O texto, que recebeu 275 votos favoráveis contra 133 contrários, incorpora medidas fiscais importantes para o fomento do esporte, originalmente previstas em uma Medida Provisória anterior. O relator do projeto, deputado Juscelino Filho (União Brasil-MA), destacou o potencial da iniciativa para “fortalecer a base esportiva e garantir a continuidade de programas essenciais para o desenvolvimento de atletas”.
RERPE: Um Novo Capítulo para as Finanças Esportivas
A medida institui o Regime Especial de Regularização Patrimonial Esportiva (RERPE). Este programa permitirá que clubes e outras instituições esportivas atualizem o valor de seus bens (móveis e imóveis), bem como regularizem ativos que não foram devidamente declarados ou que apresentem inconsistências. A expectativa é que, com a adesão ao RERPE, seja gerada uma arrecadação extra significativa, contribuindo para a recomposição fiscal do governo e, em parte, direcionando recursos para o investimento no esporte.

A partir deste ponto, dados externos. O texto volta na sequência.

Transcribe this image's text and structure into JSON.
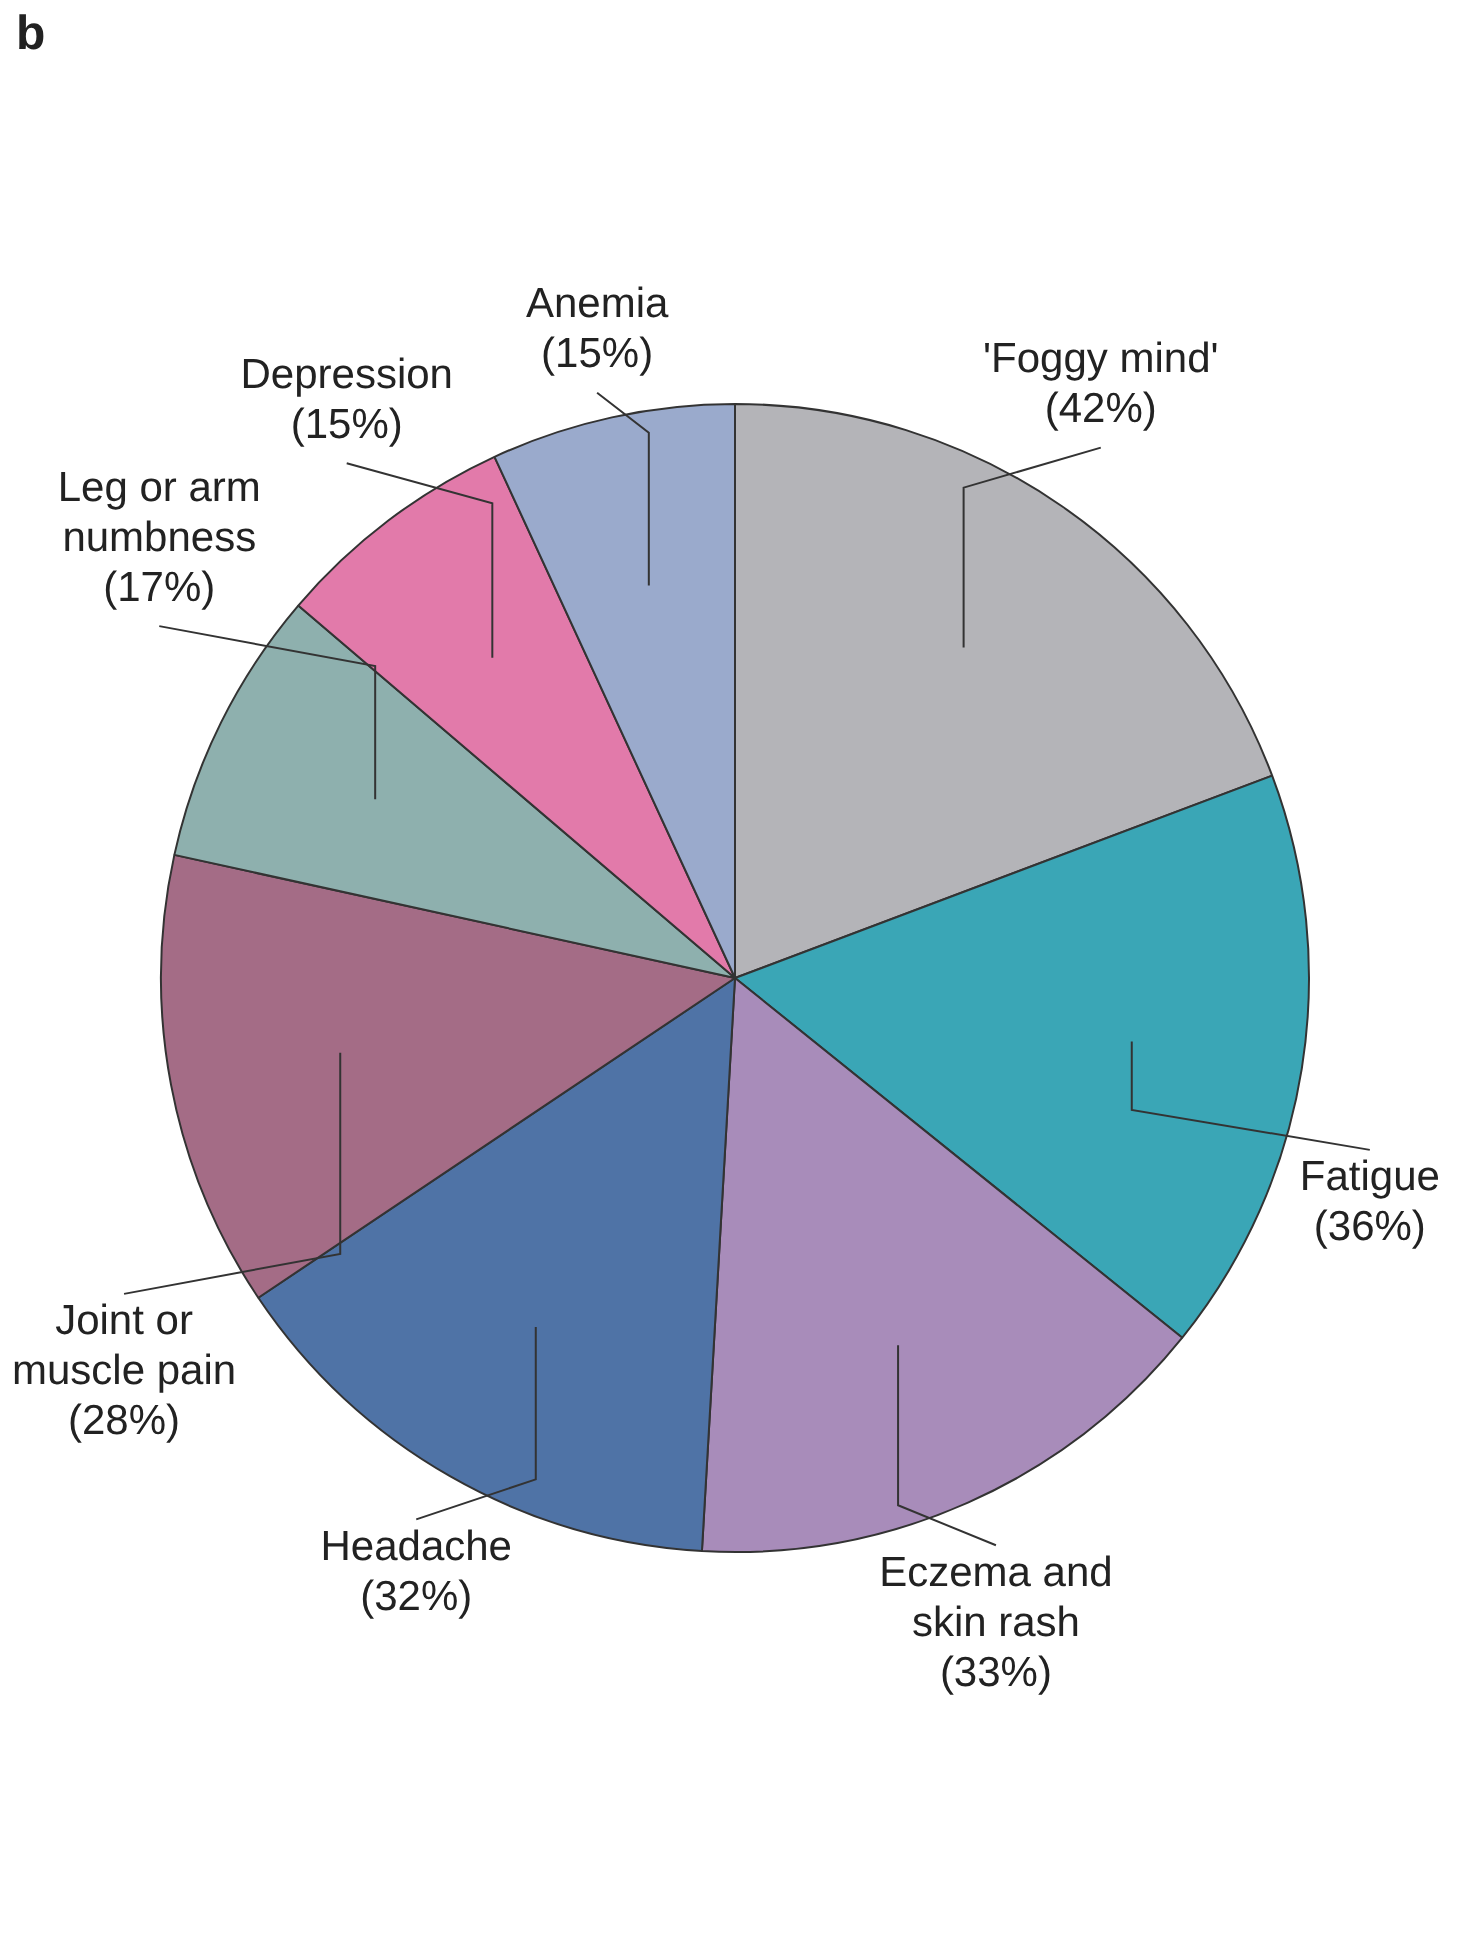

Durante a votação, o relator enfatizou a importância da proposta para a “justiça financeira no esporte”, afirmando: “Estamos tratando de uma medida que promove a equidade e permite que o esporte brasileiro mantenha e amplie programas de base importantes, como o Bolsa Atleta e as iniciativas de formação de jovens talentos.”
Debate Intenso e o Futuro do Financiamento Esportivo
Apesar do apoio majoritário, a aprovação não ocorreu sem controvérsias. A inclusão de parte das iniciativas fiscais no projeto principal gerou debates acalorados entre os parlamentares. Alguns membros da oposição, por exemplo, criticaram a forma como a medida foi costurada, apontando para possíveis “jabutis” — dispositivos estranhos ao tema original.

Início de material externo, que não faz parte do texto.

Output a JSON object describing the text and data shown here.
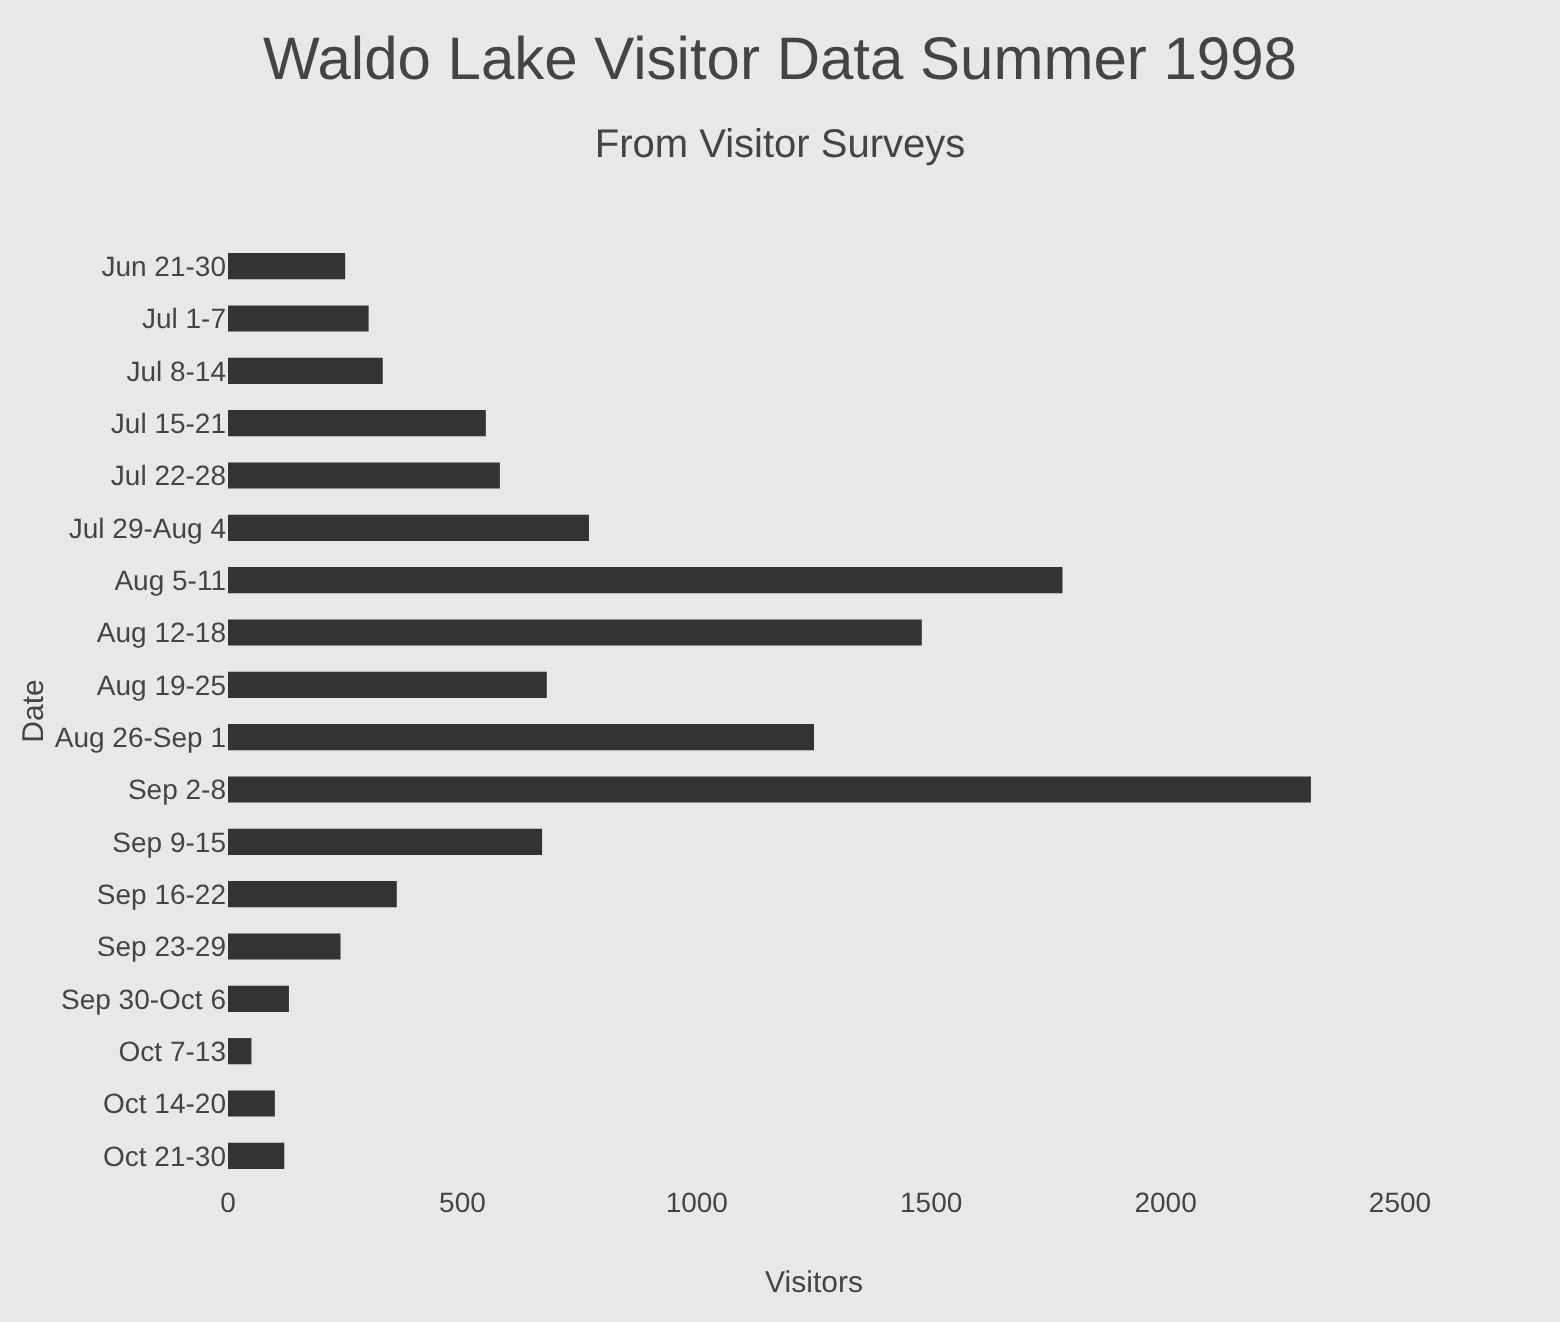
{
  "chart_data": {
    "type": "bar",
    "orientation": "horizontal",
    "title": "Waldo Lake Visitor Data Summer 1998",
    "subtitle": "From Visitor Surveys",
    "xlabel": "Visitors",
    "ylabel": "Date",
    "categories": [
      "Jun 21-30",
      "Jul 1-7",
      "Jul 8-14",
      "Jul 15-21",
      "Jul 22-28",
      "Jul 29-Aug 4",
      "Aug 5-11",
      "Aug 12-18",
      "Aug 19-25",
      "Aug 26-Sep 1",
      "Sep 2-8",
      "Sep 9-15",
      "Sep 16-22",
      "Sep 23-29",
      "Sep 30-Oct 6",
      "Oct 7-13",
      "Oct 14-20",
      "Oct 21-30"
    ],
    "values": [
      250,
      300,
      330,
      550,
      580,
      770,
      1780,
      1480,
      680,
      1250,
      2310,
      670,
      360,
      240,
      130,
      50,
      100,
      120
    ],
    "color": "#333333",
    "xlim": [
      0,
      2500
    ],
    "xticks": [
      0,
      500,
      1000,
      1500,
      2000,
      2500
    ],
    "grid": false
  }
}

Houve questionamentos, inclusive do PSOL, sobre a real destinação e impacto dos fundos gerados. Parlamentares da sigla expressaram preocupação de que os novos recursos pudessem, na prática, substituir ou até mesmo cortar verbas de programas sociais já existentes ligados ao esporte, em vez de complementá-los. “O Bolsa Atleta é um programa fundamental, mas, se essa medida apenas realocar o que já existe em vez de adicionar, o resultado prático pode ser um corte disfarçado”, argumentou o deputado Tarcísio Motta (PSOL-RJ).
O projeto agora segue para o Senado, onde o debate sobre a regularização e o futuro do financiamento esportivo promete continuar intenso, com a expectativa de que a legislação possa trazer um novo fôlego financeiro para o esporte brasileiro, especialmente o futebol e outras modalidades que buscam maior solidez em suas estruturas.